- navigable waters
- Rivers or other bodies of water used, or susceptible of being used in their ordinary condition, as highways for commerce, over which trade and travel are or may be conducted in the customary modes of trade and travel on water. Elder v Delcour, 364 Mo 835, 269 SW2d 17, 47 ALR2d 370. A stream or body of water having the capacity and suitability for the usual purpose of navigation, ascending or descending, by vessels such as are employed in the ordinary purposes of commerce, whether foreign or inland, and whether steam, sail, or other motive power. 56 Am J1st Wat § 179. The test of navigability is whether the river, in its natural state, is used, or capable of being used, as a highway for commerce, over which trade and travel are or may be conducted in the customary modes of trade and travel on water.
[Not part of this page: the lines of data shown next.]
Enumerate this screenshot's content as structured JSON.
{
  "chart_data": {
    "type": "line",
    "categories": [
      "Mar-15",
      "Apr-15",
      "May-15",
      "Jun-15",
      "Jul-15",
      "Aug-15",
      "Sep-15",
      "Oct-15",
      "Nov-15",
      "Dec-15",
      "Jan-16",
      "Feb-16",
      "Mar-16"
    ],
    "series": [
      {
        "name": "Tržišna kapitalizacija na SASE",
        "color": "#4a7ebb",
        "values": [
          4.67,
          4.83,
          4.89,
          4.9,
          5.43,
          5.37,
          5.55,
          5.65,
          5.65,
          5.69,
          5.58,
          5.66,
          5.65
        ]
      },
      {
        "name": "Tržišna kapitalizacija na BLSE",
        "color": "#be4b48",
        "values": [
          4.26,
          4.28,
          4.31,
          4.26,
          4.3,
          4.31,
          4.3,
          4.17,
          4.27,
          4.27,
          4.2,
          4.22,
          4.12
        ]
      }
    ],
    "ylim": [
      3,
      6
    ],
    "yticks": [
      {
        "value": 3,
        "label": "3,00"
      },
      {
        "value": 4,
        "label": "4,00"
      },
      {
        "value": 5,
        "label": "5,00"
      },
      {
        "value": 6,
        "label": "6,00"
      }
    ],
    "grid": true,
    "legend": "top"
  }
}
In the sense of the law, navigability is not destroyed because the watercourse is interrupted by occasional natural obstruction or portages; nor need the navigation be open at all seasons of the year, or at all stages of the water. Economy Light & Power Co. v United States, 256 US 113, 121, 65 L Ed 847, 854, 41 S Ct 409. Navigability is a term of art, and often may be at variance with the usual and common conception of the meaning of the word. Under English common-law rules, waters were navigable which were salty or subject to the influence and flow of ocean tides, and all other waters were nonnavigable, irrespective of whether or not vessels of commerce or pleasure operated on them in fact. Anno: 47 ALR2d 385.
Ballentine's law dictionary. Anderson, W.S.. 1998.